What’s even more worrisome is that out of those who are aware of their hypertension, only 30 percent have started the necessary treatment. This is a critical step in managing high blood pressure and preventing its severe consequences. Even more alarming is the fact that merely 15 percent of those diagnosed with hypertension manage to keep it under control.

WHO’s first-ever report on hypertension

To paint a global picture, hypertension affects one in every three individuals worldwide, making it a widespread health concern. Shockingly, four out of every five people with hypertension do not have it under control. This information is derived from the WHO’s first-ever report on hypertension, which was released on September 19.

The high prevalence of hypertension in India has dire consequences, particularly an increased incidence of heart strokes. A study from February 2022 revealed that India has a stroke rate of 108-172 per 100,000 people, with a one-month fatality rate ranging from 18 to 42 percent. In 2019, heart attacks became the leading cause of death and disability in India, according to the Global Burden of Disease report.

Hypertension is a condition that significantly affects a person’s quality of life.

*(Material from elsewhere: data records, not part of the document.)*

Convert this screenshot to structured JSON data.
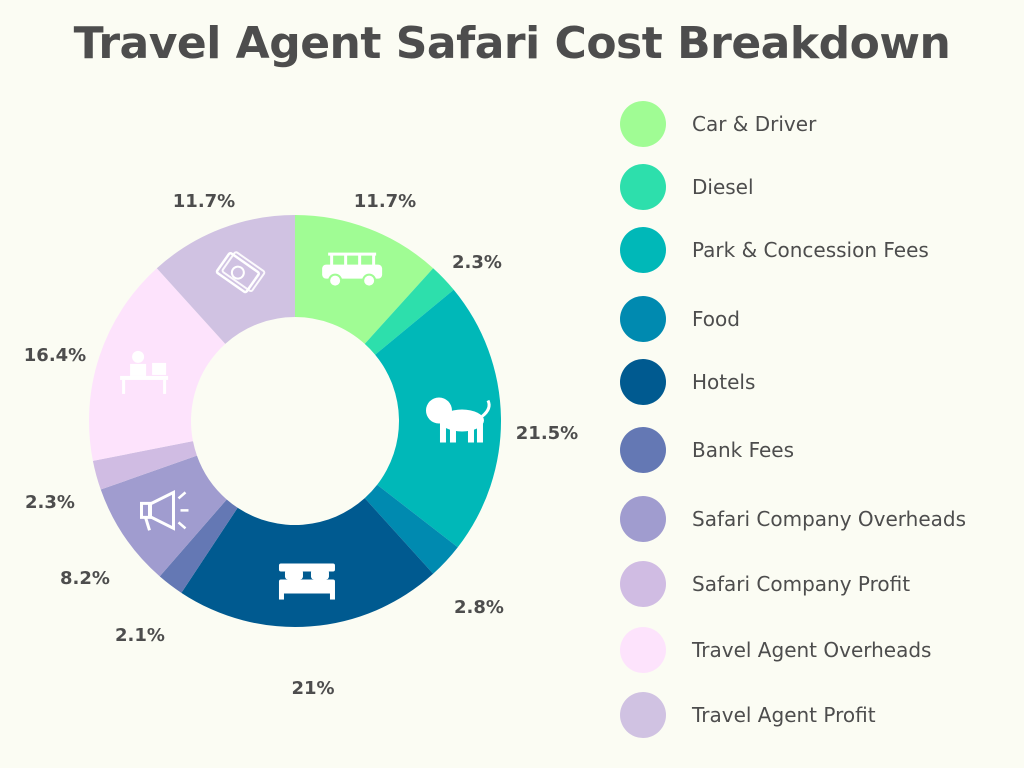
{
  "chart_data": {
    "type": "pie",
    "title": "Travel Agent Safari Cost Breakdown",
    "categories": [
      "Car & Driver",
      "Diesel",
      "Park & Concession Fees",
      "Food",
      "Hotels",
      "Bank Fees",
      "Safari Company Overheads",
      "Safari Company Profit",
      "Travel Agent Overheads",
      "Travel Agent Profit"
    ],
    "values": [
      11.7,
      2.3,
      21.5,
      2.8,
      21,
      2.1,
      8.2,
      2.3,
      16.4,
      11.7
    ],
    "value_labels": [
      "11.7%",
      "2.3%",
      "21.5%",
      "2.8%",
      "21%",
      "2.1%",
      "8.2%",
      "2.3%",
      "16.4%",
      "11.7%"
    ],
    "colors": [
      "#a0fc94",
      "#2ddfac",
      "#00b8b8",
      "#008ab0",
      "#005a90",
      "#6478b4",
      "#a09ccf",
      "#d0bce3",
      "#fde3fc",
      "#d0c2e2"
    ],
    "icons": [
      "safari-jeep-icon",
      "",
      "lion-icon",
      "",
      "bed-icon",
      "",
      "megaphone-icon",
      "",
      "desk-worker-icon",
      "money-icon"
    ],
    "legend_position": "right",
    "donut": true
  }
}
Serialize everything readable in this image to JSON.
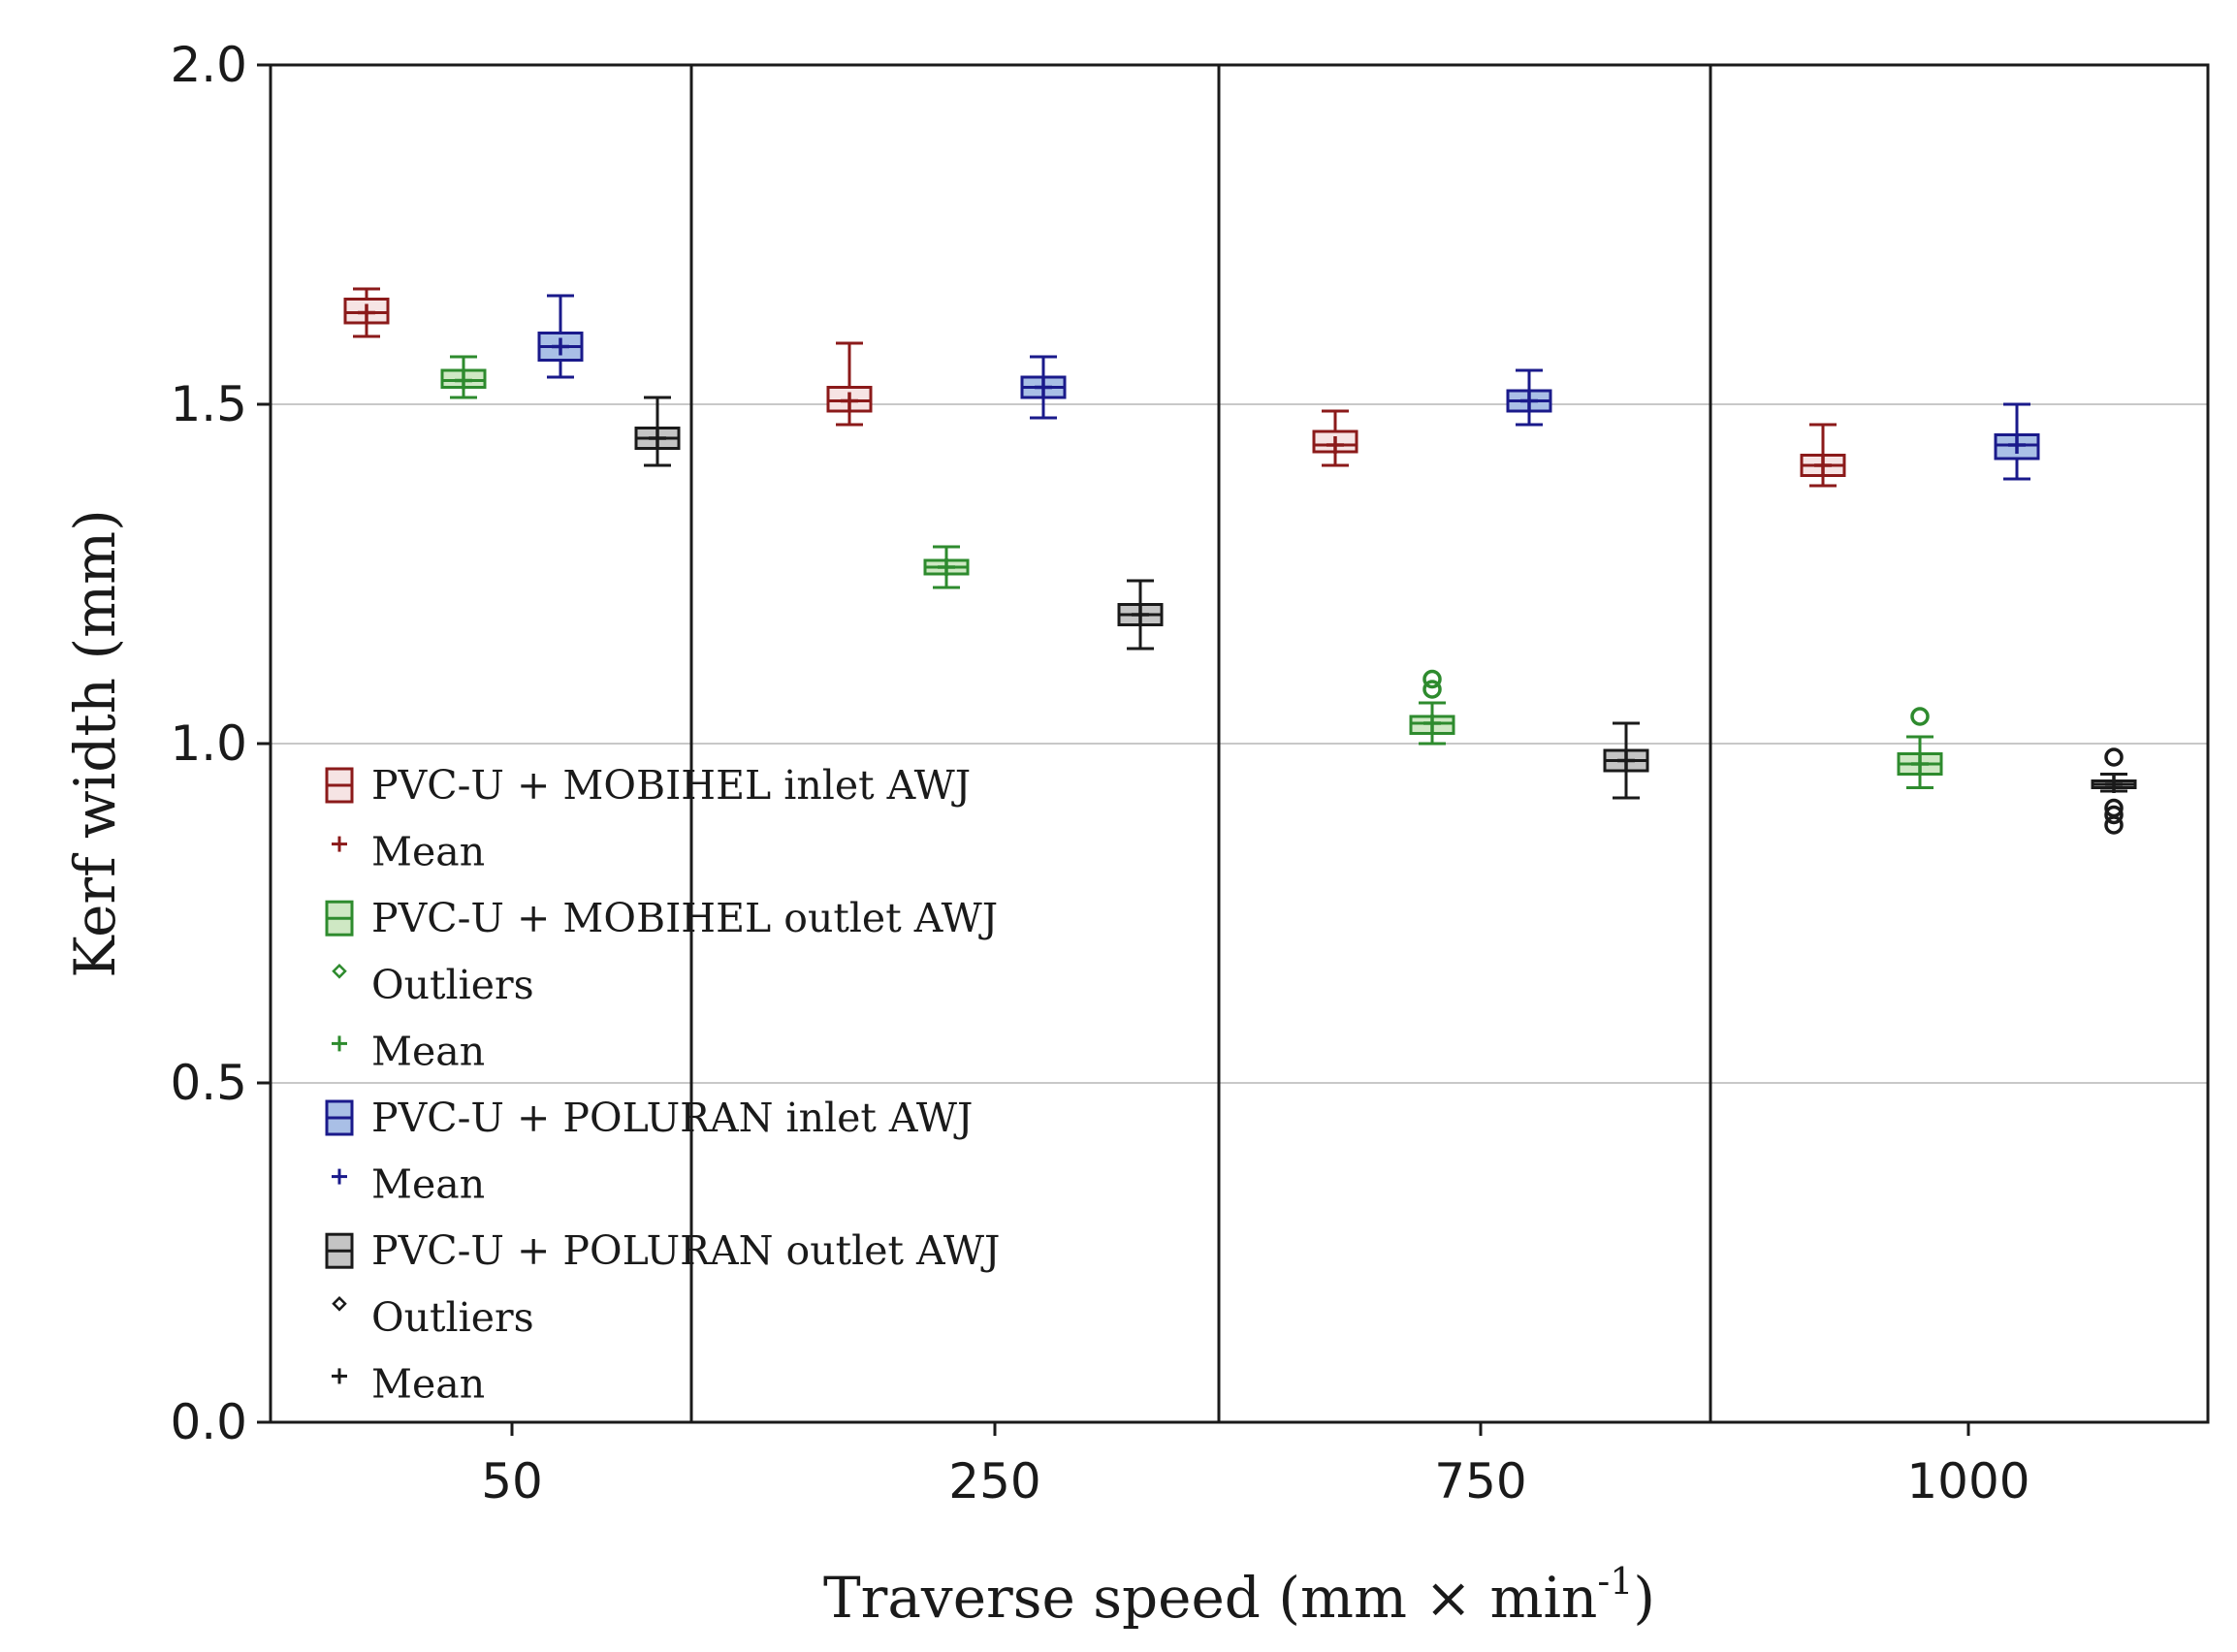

Uncontrolled hypertension over a prolonged period can lead to severe health issues, including heart attacks and strokes, and it can also harm the kidneys and eyes.


In response to this looming health crisis, the Indian government has initiated the India Hypertension Control Initiative (IHCI). This program aims to provide blood pressure care to over 70 million patients within the next two years. The sheer number of individuals affected by hypertension in India makes this program vital for the nation’s health.

The IHCI’s efforts have not gone unnoticed on the global stage. In 2022, it received recognition from the UN Interagency Task Force and the WHO Special Programme on Primary Health Care at the UN General Assembly. This prestigious award acknowledges India’s highly impactful and large-scale hypertension intervention, seamlessly integrated into the existing primary healthcare system.

To further emphasize the importance of addressing hypertension, the National Programme for Prevention and Control of Cancer, Diabetes, Cardiovascular Diseases, and Stroke recommends that people above the age of 30 should have their blood pressure measured during every interaction with the public health system. This protocol is reported to be followed in most hospitals and public healthcare systems across India.

In summary, the WHO’s recent report on hypertension in India paints a concerning picture of a massive population living with this condition, with alarmingly low awareness, diagnosis, and treatment rates. This issue has serious health implications, including an increased risk of heart strokes and related fatalities. However, the Indian government’s proactive approach through the IHCI and its recognition on the global stage shows promising efforts to address this critical health challenge. Nevertheless, continued awareness, early diagnosis, and effective treatment remain essential in the fight against hypertension in India.